On the Concavity of Tsallis Entropy along the Heat Flow
Lukang Sun
TL;DR
This work proves the concavity of the Tsallis entropy $S_q$ along the heat flow in higher dimensions by transforming the evolving density via $u_t = \phi_t^{1/(1+\delta)}$ and analyzing the second time derivative of $\int u_t^2 dx$. A rigorous integration-by-parts framework is established to justify core calculations, and a novel estimate relating $\int \Delta u_t \frac{|\nabla u_t|^2}{u_t} dx$ to $\int |\nabla u_t|^4/u_t^2 dx$ is developed. The main results give dimension-dependent ranges for the entropic index $q$ that guarantee concavity: for $d=1$, $q \in [1,3]$, and for $d>1$, $q \in [1,\frac{2(\sqrt{5}+1)}{\sqrt{5}}]$, alongside a new functional inequality $\int \frac{\|\nabla u\|^4}{u^2} dx \le (2\sqrt{5}+6) \int |\Delta u|^2 dx$ on the torus.
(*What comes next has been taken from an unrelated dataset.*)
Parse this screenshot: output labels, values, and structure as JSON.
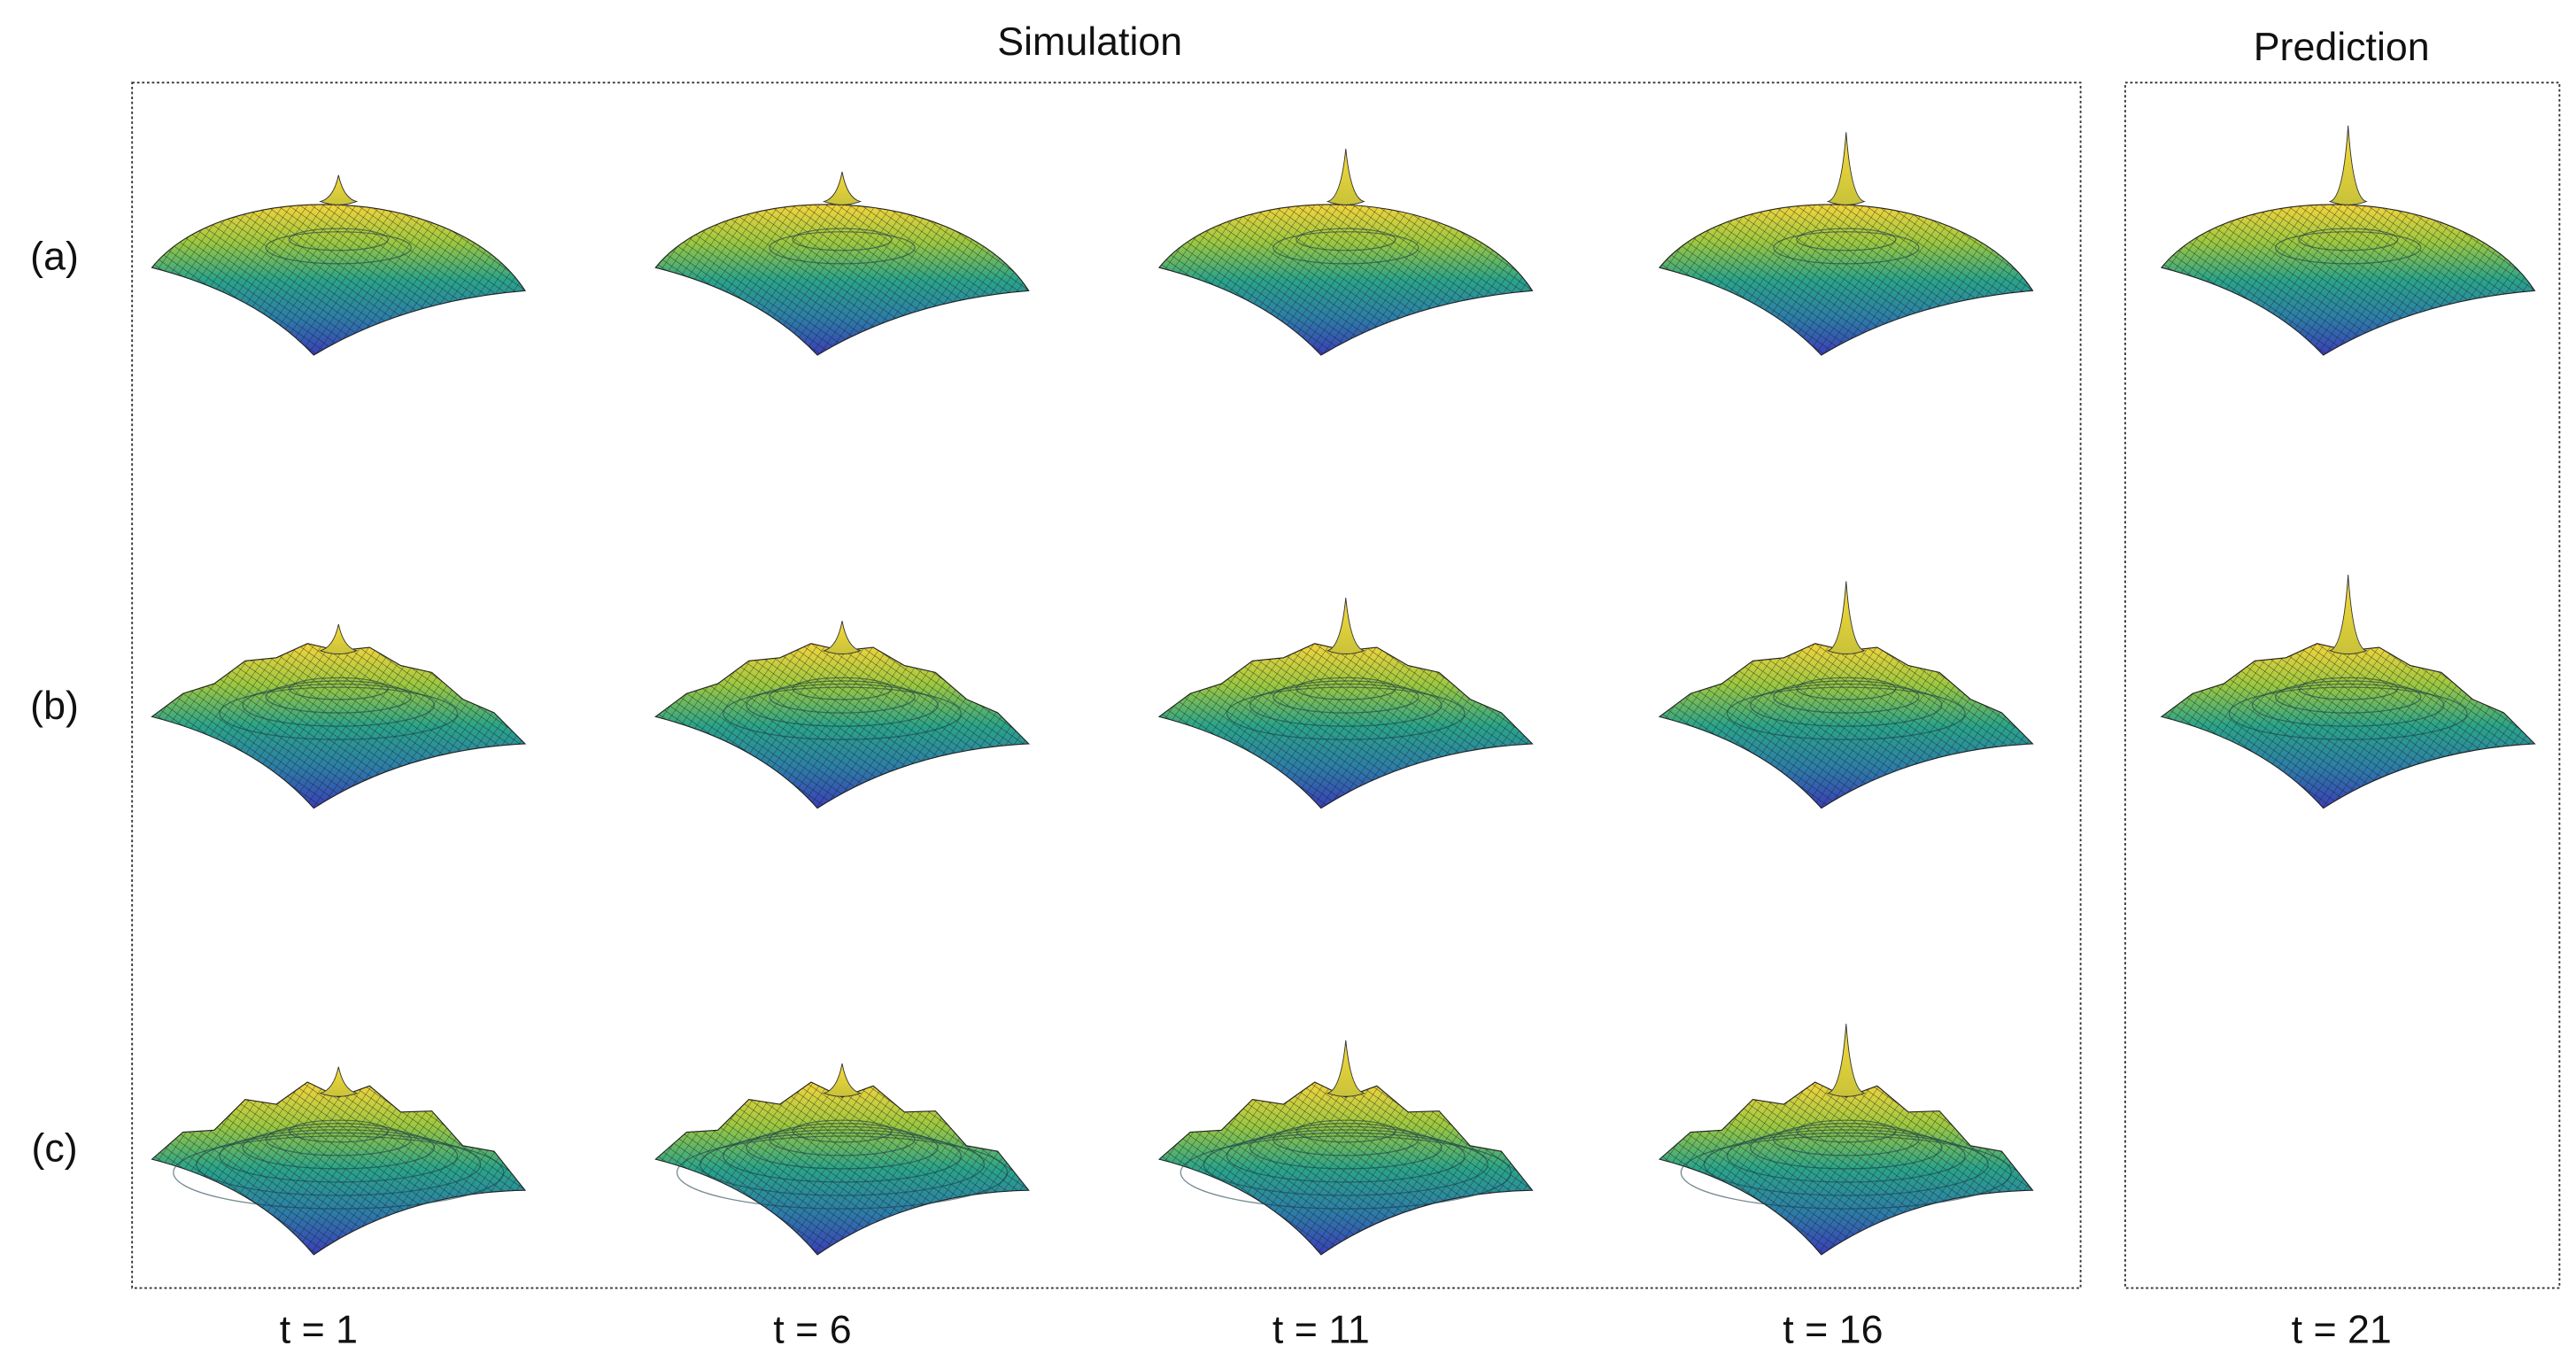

These findings advance the understanding of entropy evolution in multi-dimensional settings and open avenues for extending the approach to overdamped Langevin dynamics and related variational problems.
Abstract
We demonstrate the concavity of the Tsallis entropy along the heat flow for general dimensions, expanding upon the findings of Wu et al 2025 and Hung 2022, which were previously limited to the one-dimensional case. The core of the proof is a novel estimate of the terms in the second-order time derivative, and a rigorous validation of integration by parts. The resulting bound establishes a new functional inequality, which may be of interest for other areas of mathematical analysis.